In Vitro and In Silico Characterization of N-Formylated Two-Peptide Bacteriocin from Enterococcus faecalis CAUM157 with Anti-Listeria Activity
- Authors
- Elnar, Arxel G; Kim, Geun-Bae
- Issue Date
- May-2024
- Publisher
- SPRINGER
- Keywords
- Enterococcus faecalis; Antibiofilm activity; N-formylated bacteriocins; Pathogen inhibition; Purification; Whey media
- Citation
- Probiotics and antimicrobial proteins
- Journal Title
- Probiotics and antimicrobial proteins
- URI
- https://scholarworks.bwise.kr/cau/handle/2019.sw.cau/73951
- DOI
- 10.1007/s12602-024-10265-9
- ISSN
- 1867-1306
1867-1314
- Abstract
- Enterococcus faecalis CAUM157 (KACC 81148BP), a Gram-positive bacteria isolated from raw cow's milk, was studied for its bacteriocin production.

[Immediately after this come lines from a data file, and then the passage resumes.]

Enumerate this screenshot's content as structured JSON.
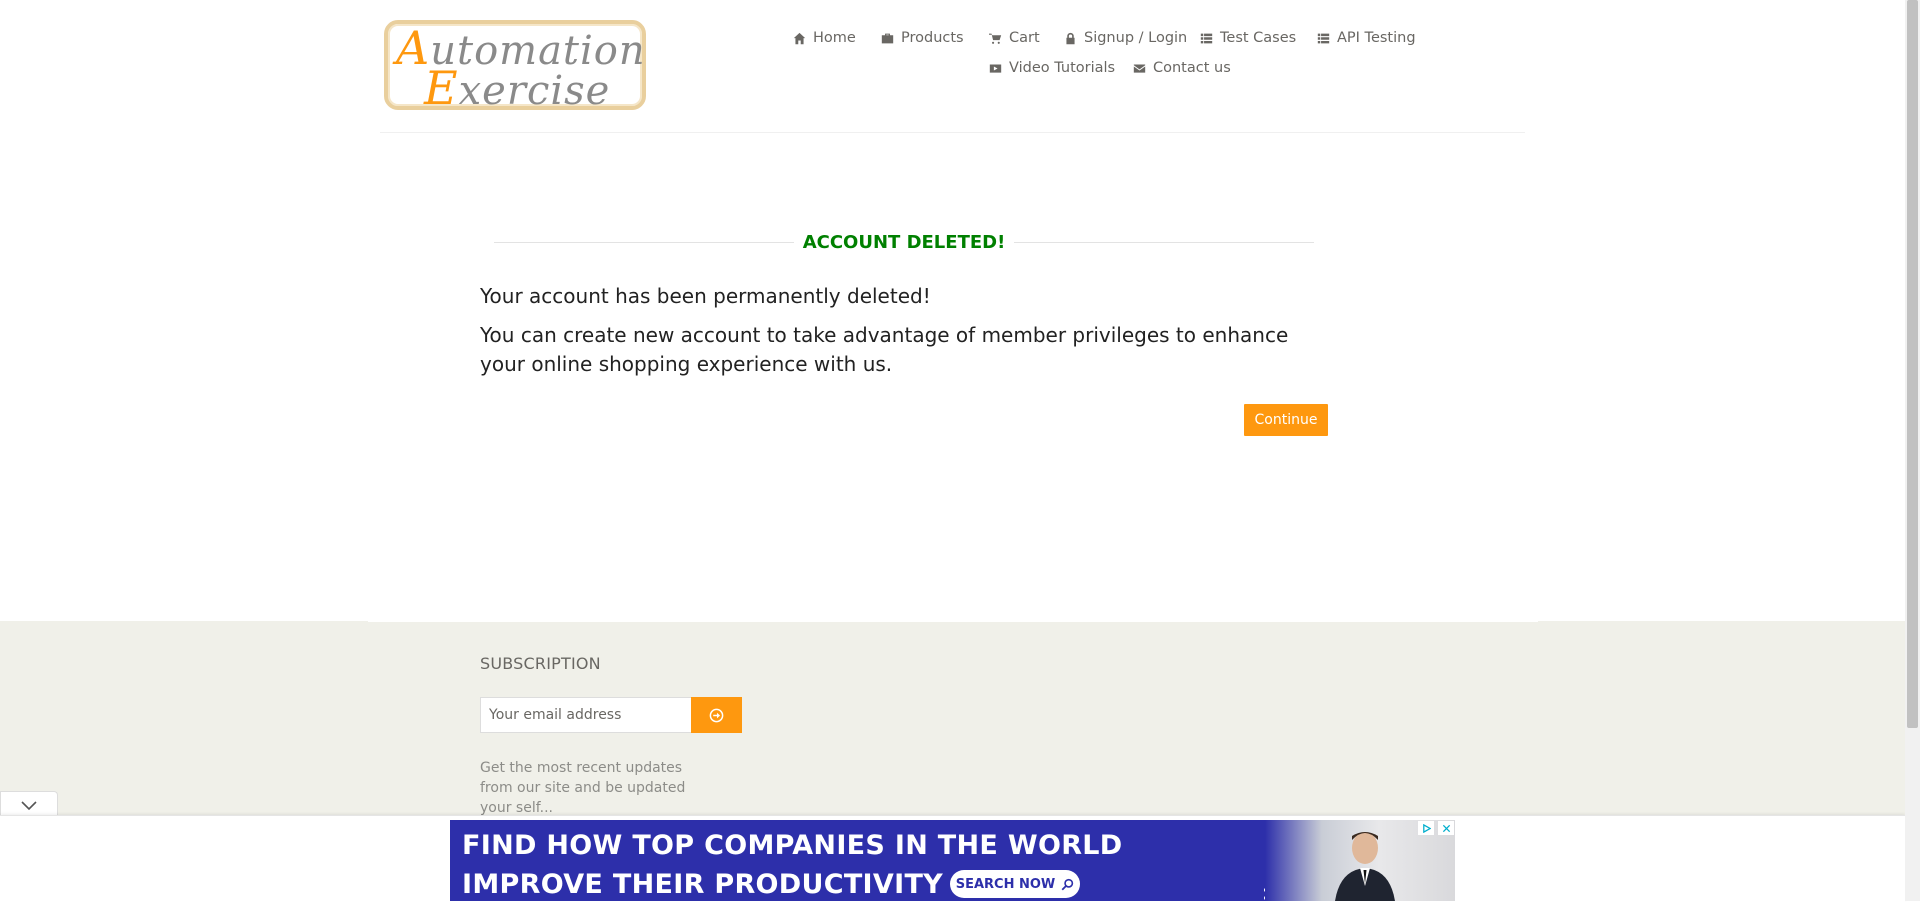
{
  "header": {
    "logo_line1_cap": "A",
    "logo_line1_rest": "utomation",
    "logo_line2_cap": "E",
    "logo_line2_rest": "xercise",
    "nav": [
      {
        "label": "Home",
        "icon": "home-icon"
      },
      {
        "label": "Products",
        "icon": "products-icon"
      },
      {
        "label": "Cart",
        "icon": "cart-icon"
      },
      {
        "label": "Signup / Login",
        "icon": "lock-icon"
      },
      {
        "label": "Test Cases",
        "icon": "list-icon"
      },
      {
        "label": "API Testing",
        "icon": "list-icon"
      },
      {
        "label": "Video Tutorials",
        "icon": "youtube-icon"
      },
      {
        "label": "Contact us",
        "icon": "envelope-icon"
      }
    ]
  },
  "main": {
    "title": "ACCOUNT DELETED!",
    "message1": "Your account has been permanently deleted!",
    "message2": "You can create new account to take advantage of member privileges to enhance your online shopping experience with us.",
    "continue_label": "Continue"
  },
  "footer": {
    "subscription_title": "SUBSCRIPTION",
    "email_placeholder": "Your email address",
    "description": "Get the most recent updates from our site and be updated your self..."
  },
  "ad": {
    "line1": "FIND HOW TOP COMPANIES IN THE WORLD",
    "line2": "IMPROVE THEIR PRODUCTIVITY",
    "search_label": "SEARCH NOW"
  },
  "colors": {
    "accent": "#fe980f",
    "title_green": "#008000",
    "footer_bg": "#f0f0e9",
    "ad_bg": "#2d2faa"
  }
}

The antimicrobial activity of CAUM157 was attributed to a two-peptide class IIb bacteriocin with potent activity against food-borne pathogen Listeria monocytogenes and periodontal disease-causing pathogens (Prevotella intermedia KCTC 15693T and Fusobacterium nucleatum KCTC 2488T). M157 bacteriocins exhibit high temperature and pH stability and resist hydrolytic enzyme degradation and detergent denaturation, potentially due to their structural conformation. Based on amino acid sequence, M157A and M157B were predicted to be 5.176 kDa and 5.182 kDa in size, respectively. However, purified bacteriocins and chemically synthesized N-formylated M157 peptides both showed 5.204 kDa (M157A) and 5.209 kDa (M157B) molecular mass, confirming the formylation of the N-terminal methionine of both peptides produced by strain CAUM157. Furthermore, the strain demonstrated favorable growth and fermentation with minimal bacteriocin production when cultured in whey-based media, whereas a 1.0% tryptone or soytone supplementation resulted in higher bacteriocin production. Although Ent. faecalis CAUM157 innately harbors genes for virulence factors and antimicrobial resistance (e.g., tetracycline and erythromycin), its bacteriocin production is valuable in circumventing the need for live microorganisms, particularly in food applications for pathogen control. © 2024. The Author(s), under exclusive licence to Springer Science+Business Media, LLC, part of Springer Nature.